The Kings had lost 4 straight going into the game against the Thunder that saw Lyles start for the first time, and through those 4 games, the team was not rolling to maximum efficiency. Though they put up tough fights against the Bulls and Nuggets, they looked a little more lost in a second matchup against Denver and the game in Brooklyn, inconsistent in the big picture the whole way through.
Of course, it’s fair to say Sacramento never got it rolling as best as they could since they missed the play-in entirely. However, they did produce improvement as well as a nearly 360-degree flip in competitiveness, and a fair deal of the reason why was due to the harmonious and balanced presence of Trey Lyles on the floor.
Again, it was obvious that he was going to have the option picked up. At the end of the season, Monte McNair noted what he liked about Lyles.
“I think it was great to see Trey down the stretch. As we’ve been talking about, we’re looking for shooting, right? Trey is somebody who combines the size of a power forward with the ability to shoot like a guard,” McNair lauded. “And he had some huge games, not just shooting the ball, but I think he had 18 rebounds in a game. So I think Trey — he just has a solid way about him, he does everything well on the court and he was a great fit. I would say — [he’s] certainly somebody that we’ve looked at, but you know, pleasantly surprised with his play.”
During his time in Sacramento last season, as mentioned, Lyles showcased an ability to shoot the three that forced defense’s to stay honest and keep an eye on him, something desperately needed with an offense that frequently sees Sabonis directing traffic from the post or Fox exploding into the paint. And with the ball already moving around more, and set to do so even more next season, that poise and ability is crucial.
As a catch and shoot threat from deep, Lyles hit 39.7% of his looks, helping to contribute the 40% three-point clip he displayed in the month of March. He was exceptional from the wing area of the arc, shooting 46.7% from those areas and, more specifically, 50% from the right wing. As for hitting corner threes, it’s not much different as he hit 45% of them.
Lyles, as McNair noted, offers a big body in addition to the shooting prowess he displayed in Sacramento. He uses his frame to his advantage on the glass, boxing opponents out, and utilizing an active energy in that component of the game. With it he’s also able to defend those bigger offensive players while remaining decently versatile against more perimeter-oriented players.

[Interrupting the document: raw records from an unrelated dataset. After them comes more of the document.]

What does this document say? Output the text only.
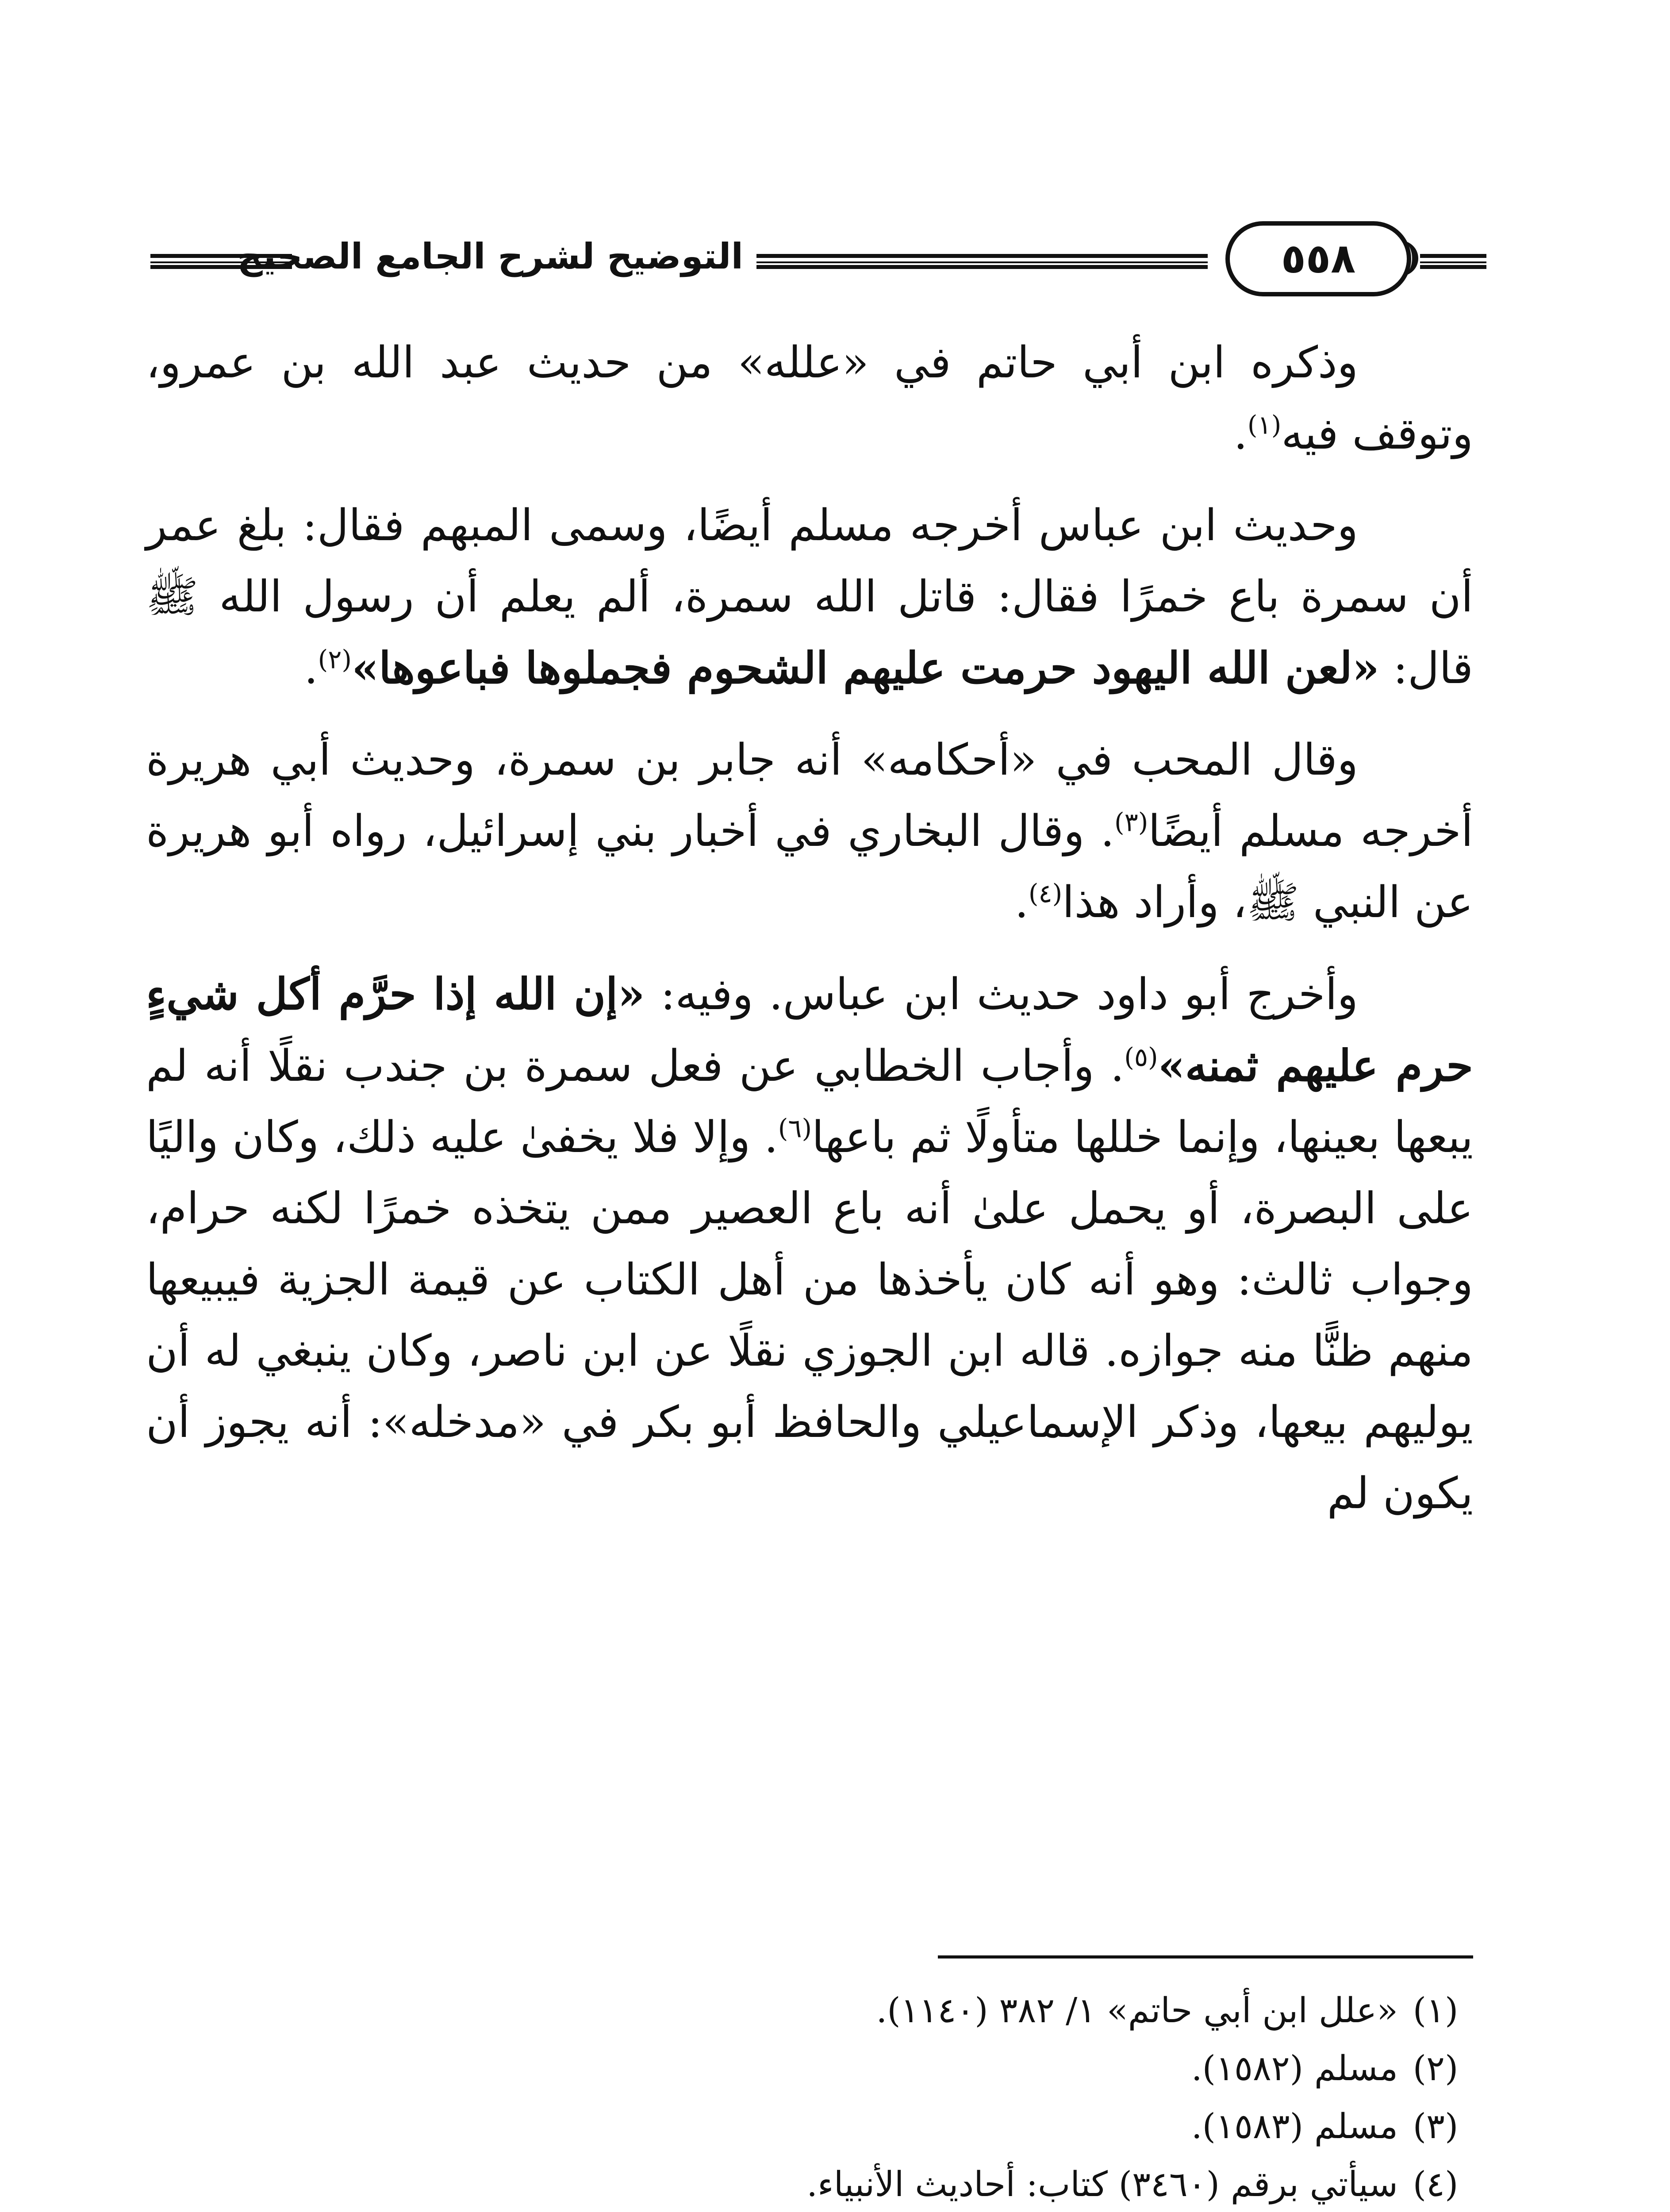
التوضيح لشرح الجامع الصحيح	٥٥٨

وذكره ابن أبي حاتم في «علله» من حديث عبد الله بن عمرو، وتوقف فيه$^{(١)}$.

وحديث ابن عباس أخرجه مسلم أيضًا، وسمى المبهم فقال: بلغ عمر أن سمرة باع خمرًا فقال: قاتل الله سمرة، ألم يعلم أن رسول الله ﷺ قال: «لعن الله اليهود حرمت عليهم الشحوم فجملوها فباعوها»$^{(٢)}$.

وقال المحب في «أحكامه» أنه جابر بن سمرة، وحديث أبي هريرة أخرجه مسلم أيضًا$^{(٣)}$. وقال البخاري في أخبار بني إسرائيل، رواه أبو هريرة عن النبي ﷺ، وأراد هذا$^{(٤)}$.

وأخرج أبو داود حديث ابن عباس. وفيه: «إن الله إذا حرَّم أكل شيءٍ حرم عليهم ثمنه»$^{(٥)}$. وأجاب الخطابي عن فعل سمرة بن جندب نقلًا أنه لم يبعها بعينها، وإنما خللها متأولًا ثم باعها$^{(٦)}$. وإلا فلا يخفىٰ عليه ذلك، وكان واليًا على البصرة، أو يحمل علىٰ أنه باع العصير ممن يتخذه خمرًا لكنه حرام، وجواب ثالث: وهو أنه كان يأخذها من أهل الكتاب عن قيمة الجزية فيبيعها منهم ظنًّا منه جوازه. قاله ابن الجوزي نقلًا عن ابن ناصر، وكان ينبغي له أن يوليهم بيعها، وذكر الإسماعيلي والحافظ أبو بكر في «مدخله»: أنه يجوز أن يكون لم

(١)
«علل ابن أبي حاتم» ١/ ٣٨٢ (١١٤٠).

(٢)
مسلم (١٥٨٢).

(٣)
مسلم (١٥٨٣).

(٤)
سيأتي برقم (٣٤٦٠) كتاب: أحاديث الأنبياء.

Perhaps just as important as the shooting ability is the fact Lyles possesses a great basketball IQ. For whatever amount of lateral quickness he lacks, he’s aware enough to be a good help and team defender. For whatever limited ability he has to create his own shot, he knows when to pass the ball to help his teammates get open looks while also knowing when to be decisive and shoot the shot in front of him. And for whatever margin of deficiency there is in his skillset, he makes up for it with hustle and effort, setting picks, drawing charges, or anything else that make an impact for his team.

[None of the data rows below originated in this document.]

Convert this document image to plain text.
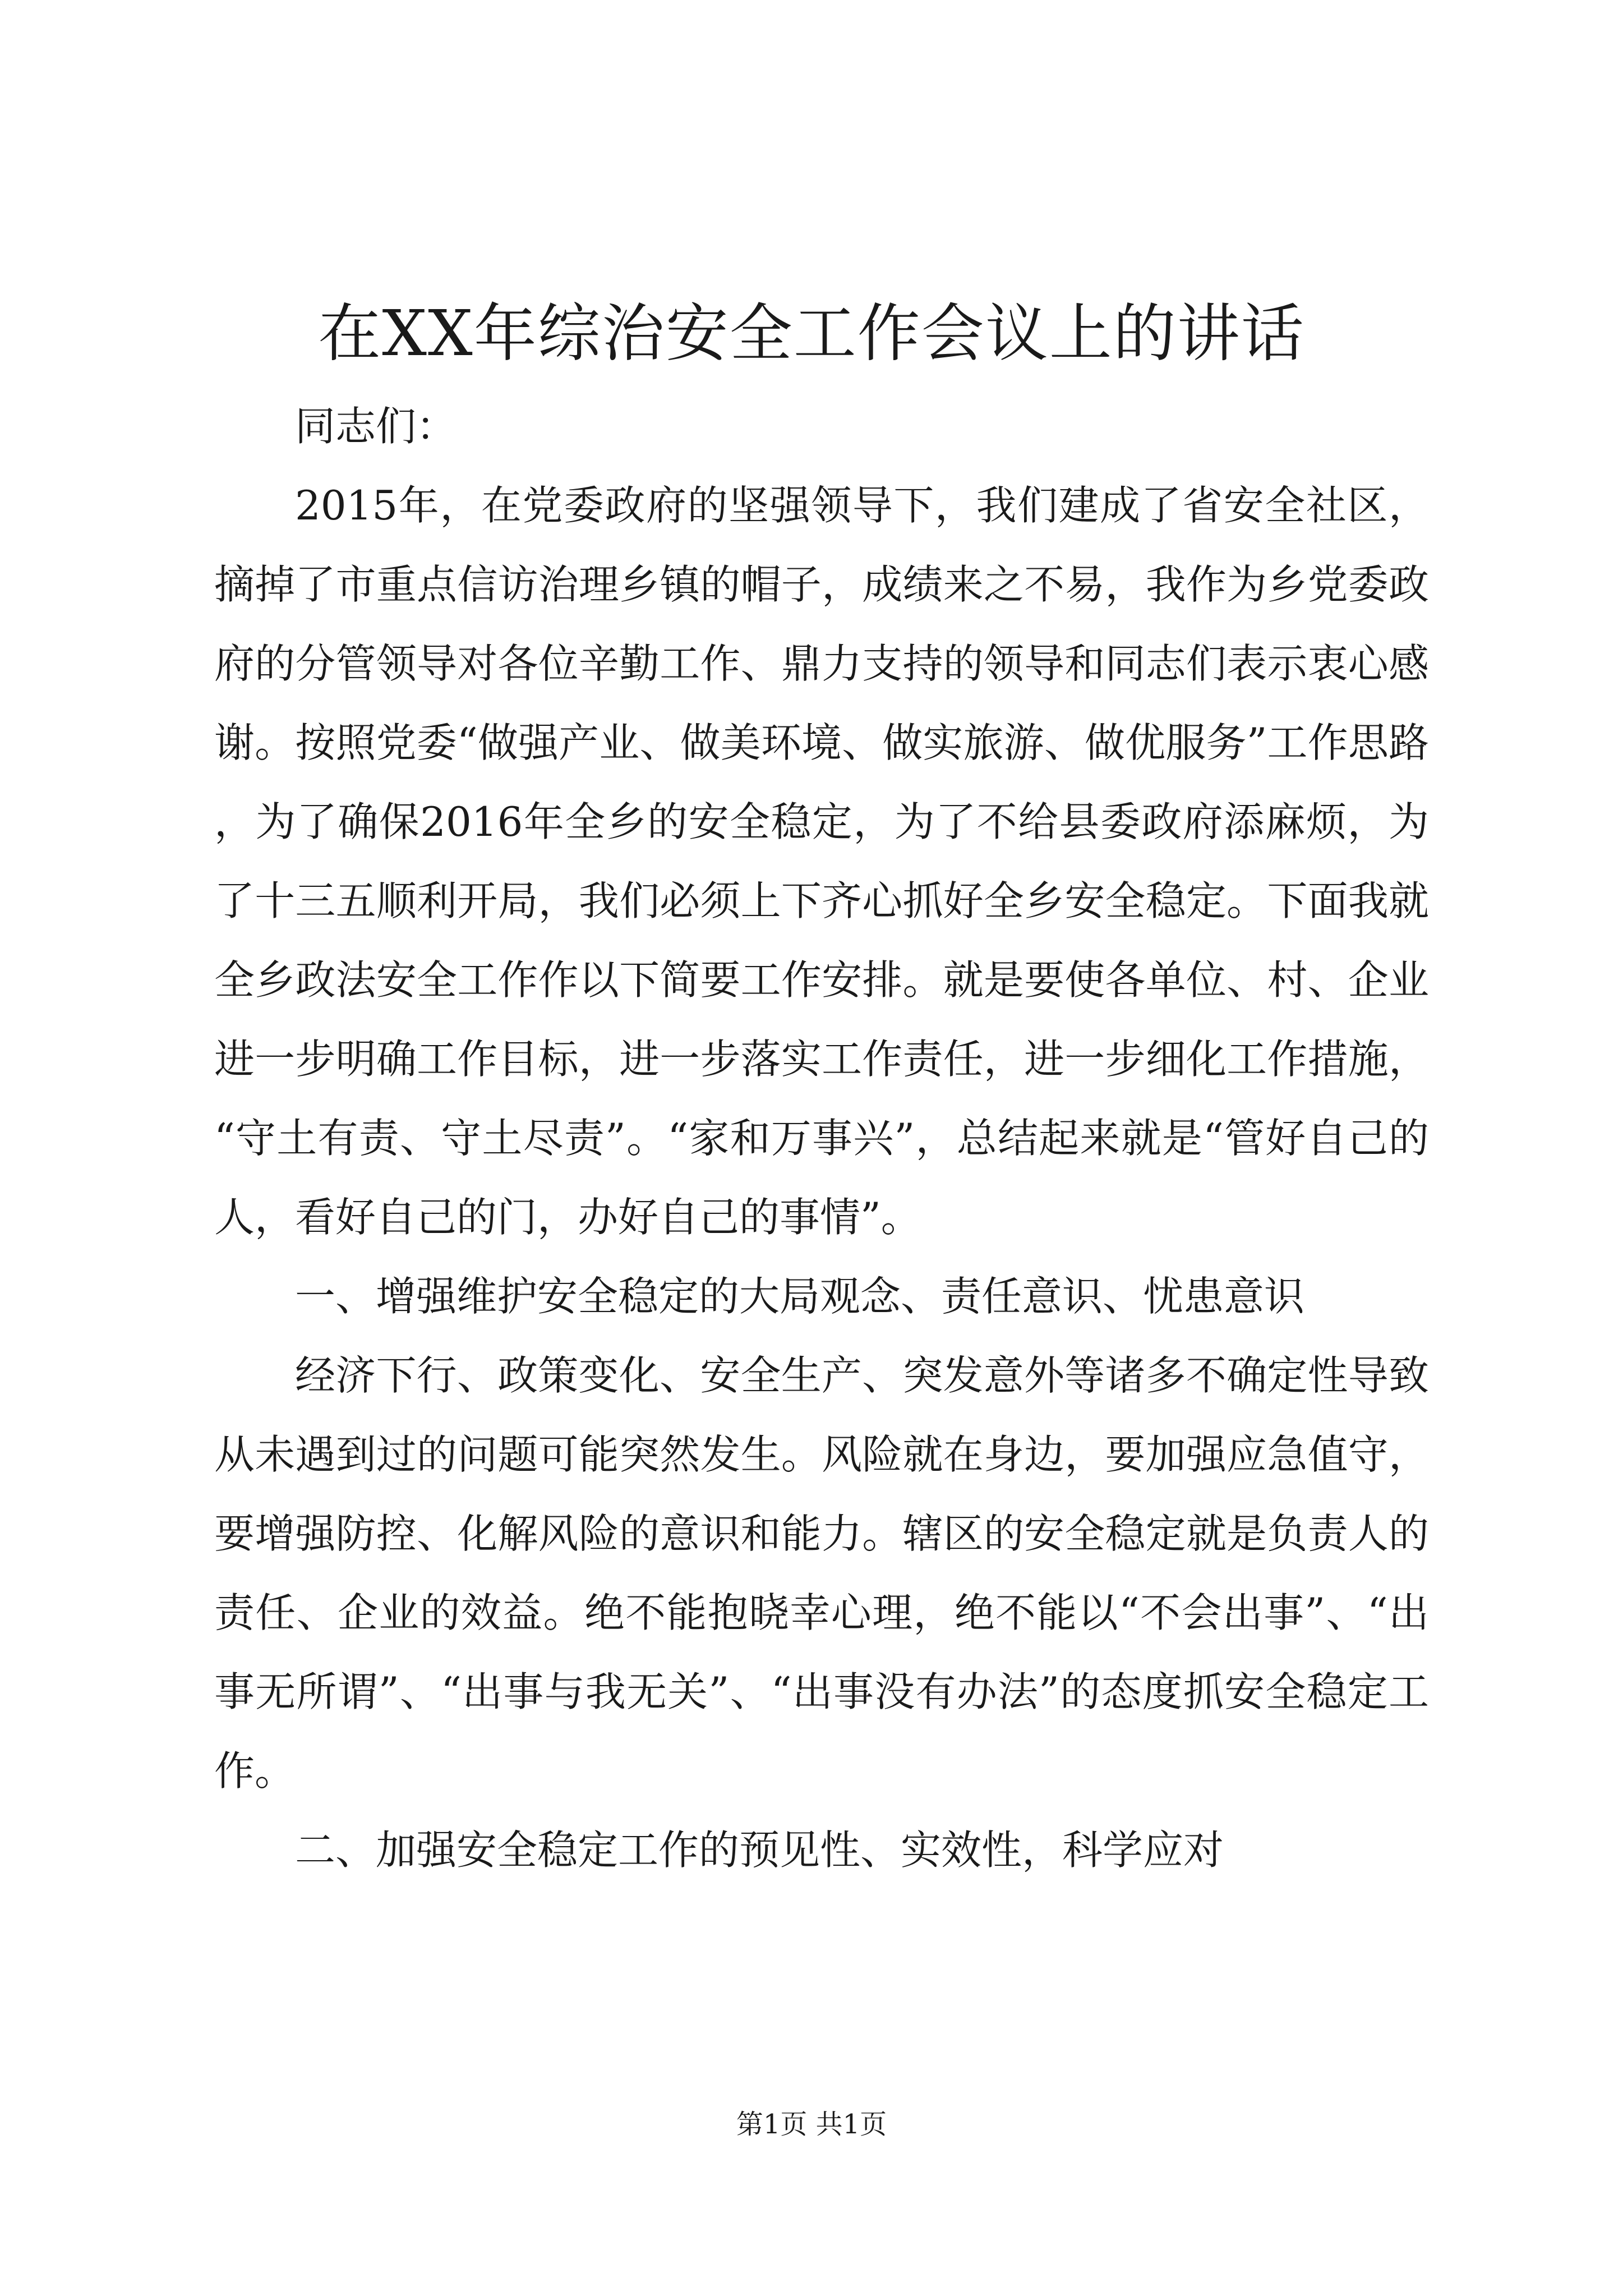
在XX年综治安全工作会议上的讲话

同志们：

2015年，在党委政府的坚强领导下，我们建成了省安全社区，摘掉了市重点信访治理乡镇的帽子，成绩来之不易，我作为乡党委政府的分管领导对各位辛勤工作、鼎力支持的领导和同志们表示衷心感谢。按照党委“做强产业、做美环境、做实旅游、做优服务”工作思路，为了确保2016年全乡的安全稳定，为了不给县委政府添麻烦，为了十三五顺利开局，我们必须上下齐心抓好全乡安全稳定。下面我就全乡政法安全工作作以下简要工作安排。就是要使各单位、村、企业进一步明确工作目标，进一步落实工作责任，进一步细化工作措施，“守土有责、守土尽责”。“家和万事兴”，总结起来就是“管好自己的人，看好自己的门，办好自己的事情”。

一、增强维护安全稳定的大局观念、责任意识、忧患意识

经济下行、政策变化、安全生产、突发意外等诸多不确定性导致从未遇到过的问题可能突然发生。风险就在身边，要加强应急值守，要增强防控、化解风险的意识和能力。辖区的安全稳定就是负责人的责任、企业的效益。绝不能抱晓幸心理，绝不能以“不会出事”、“出事无所谓”、“出事与我无关”、“出事没有办法”的态度抓安全稳定工作。

二、加强安全稳定工作的预见性、实效性，科学应对

第1页 共1页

He’s simply the type of guy who will find his own way to affect the game in a positive manner without ever trying to do too much. Maybe he won’t be able to replicate his numbers through 24 games last year in a full season, but it’s that intangible fact, at baseline, that makes Trey Lyles valuable.
The outlook all along was that Lyles was going to be on this team next season, and now there will be a nice combination at the power forward position with rookie Keegan Murray and Lyles likely backing him up.
In a lot of ways, Lyles does many of the same things Murray has the outlook of doing. Of course, Murray is more athletic and skilled, but it’s clear Trey Lyles will be a nice backup and a key member of the rotation off the bench next season.